Untuk mengatasi masalah ini, beberapa anggota parlemen Uni Eropa mengatakan, jangkauan Undang-Undang Kecerdasan Buatan Uni Eropa belum bisa mencakup masalah tersebut. Akan tetapi, beberapa regulator menemukan bahwa aturan yang ada, seperti Peraturan Perlindungan Data Umum (GDPR) yang memberi pengguna kendali atas informasi pribadi mereka, dapat diterapkan pada kategori teknologi yang berkembang sangat pesat, termasuk perusahaan pengembangan kecerdasan buatan generatif.
Euronews melaporkan, regulator di seluruh Eropa sedang meneliti apakah ChatGPT mematuhi peraturan privasi setelah Italia menjadi negara Barat pertama yang memblokir chatbot populer yang didukung oleh kecerdasan buatan. Organisasi Konsumen Eropa (BEUC) meminta semua otoritas untuk menyelidiki semua mesin percakapan berbasis kecerdasan buatan.
”Konsumen belum siap dengan teknologi ini. Mereka tidak menyadari betapa manipulatifnya, betapa menipunya, teknologi itu. Mereka tidak menyadari bahwa informasi yang mereka dapatkan mungkin saja salah,” kata Wakil Direktur BEUC Ursula Pachl.
Ia menambahkan, insiden dengan ChatGPT di Italia ini sangat penting terkait dengan isu perlindungan konsumen. Hal ini menjadi semacam peringatan bagi Uni Eropa karena meskipun lembaga-lembaga Eropa tengah mengerjakan Undang-Undang Kecerdasan Buatan, itu tidak akan berlaku untuk empat tahun ke depan. Di sisi lain, banyak pihak melihat pengembangan kecerdasan buatan sangat cepat. Oleh karena itu, regulator perlu cepat bertindak agar tidak tertinggal dalam perlindungan konsumen.
Akan tetapi, langkah Italia itu sebenarnya tak memiliki dasar yang kuat. Beberapa kalangan heran dan mempertanyakan dasar-dasar yang dipakai oleh Pemerintah Italia untuk melarang sementara pengguna ChatGPT.

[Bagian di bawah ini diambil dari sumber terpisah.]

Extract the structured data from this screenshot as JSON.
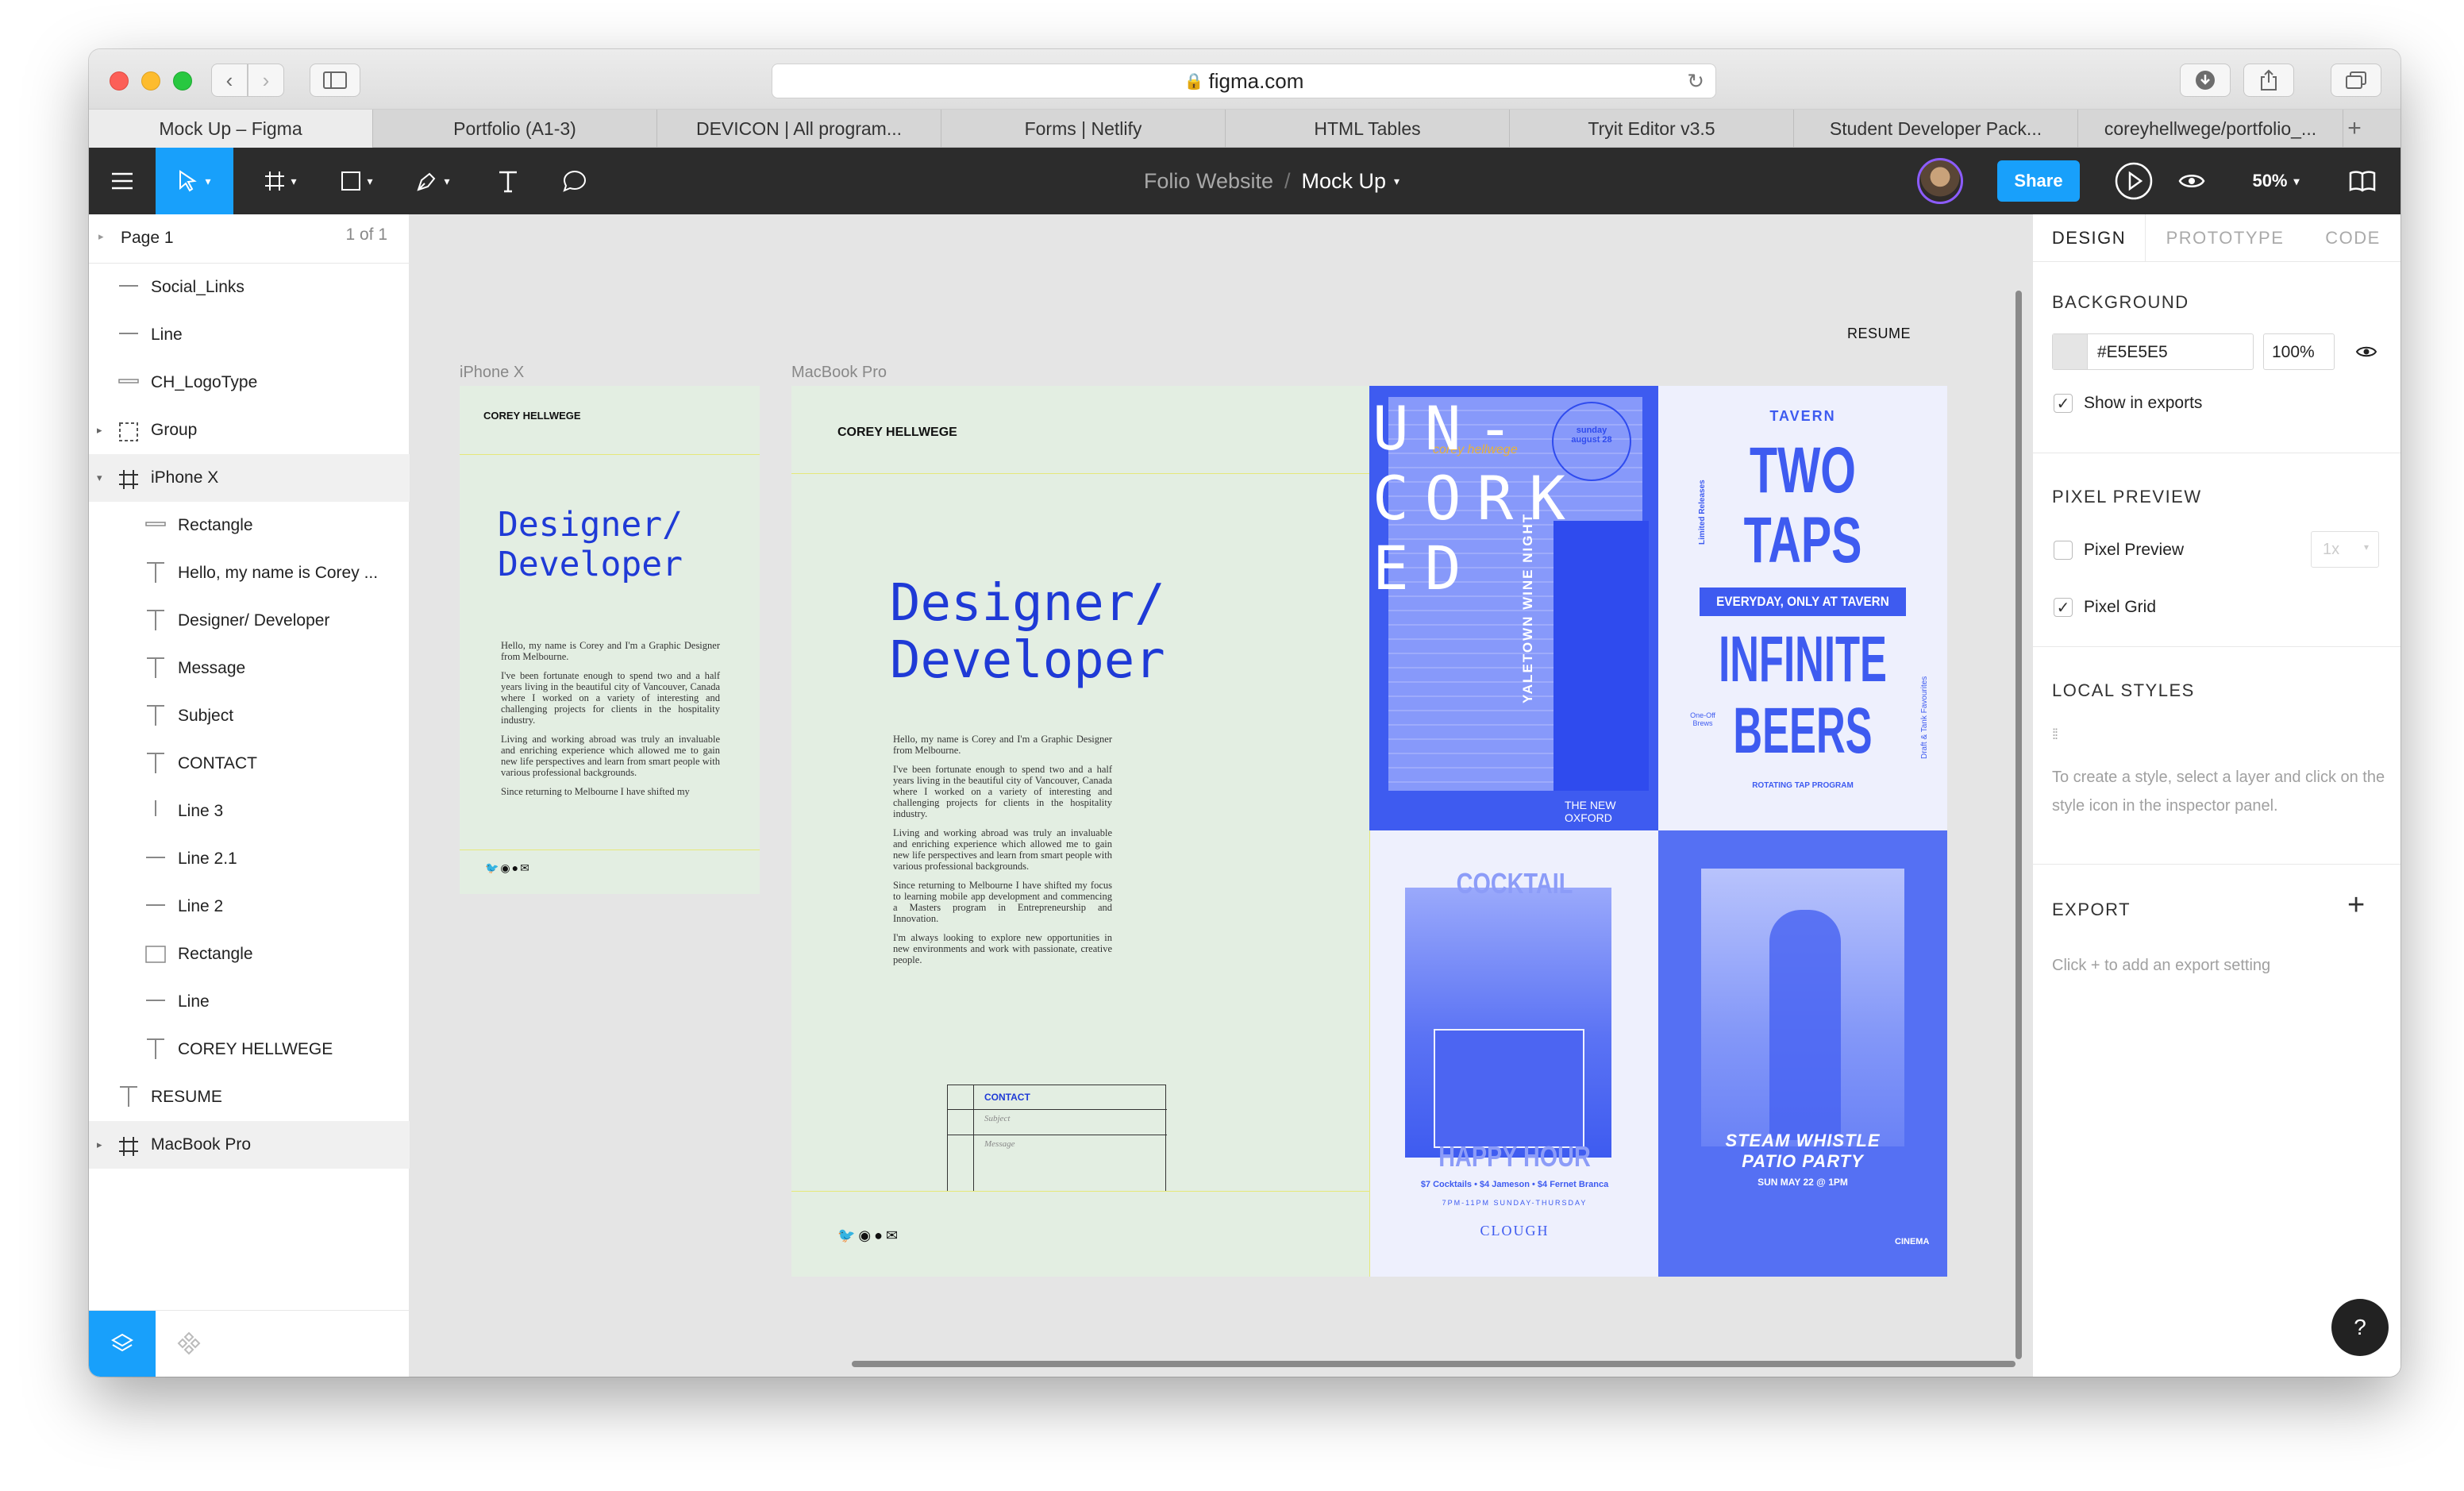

Penasihat privasi data keamanan siber dan aset digital dan juga penasihat di Squire Patton Boggs yang berbasis di Milan, Diletta De Cicco, seperti dikutip Search Engine Journal, mengatakan, keputusan itu keluar tepat setelah percakapan soal pelanggaran data muncul dan sejumlah data diberikan oleh OpenAI. Langkah itu juga datang pada saat kecerdasan buatan generatif telah membuat jalan ke pengguna masyarakat umum dengan cepat dan tidak hanya diadopsi oleh mereka yang paham teknologi. De Cicco mengungkapkan, semua ini karena ia menaruh curiga dengan alasan yang dipakai untuk melarang.
Ia menambahkan, yang lebih mengejutkan, siaran pers Pemerintah Italia itu mengacu pada insiden pelanggaran baru-baru ini. Tindakan itu juga tidak memiliki referensi untuk membenarkan larangan sementara. Pelarangan ini didasarkan pada: ketidakakuratan data, informasi kepada pengguna dan individu di umum, verifikasi usia untuk anak-anak, dan kurangnya dasar hukum yang digunakan untuk melatih data yang digunakan untuk membangun kecerdasan buatan.
Di sisi lain, banyak pihak di Amerika Serikat yang menentang pelarangan pengembangan kecerdasan buatan karena begitu dihambat, China akan melaju dan memanfaatkan teknologi ini. Mereka bisa lebih maju dan superioritas Amerika Serikat dalam pengembangan teknologi, termasuk kecerdasan buatan, akan tertinggal dibandingkan lawan-lawan mereka di China. Pelarangan-pelarangan atau petisi penundaan sejenis ini kadang juga ”berbau” persaingan usaha. Meski sulit dibuktikan, mereka yang tertinggal cenderung menghambat para pendahulunya. Debat soal ChatGPT hanyalah sebagian debat awal tentang kehadiran teknologi yang bakal meluas.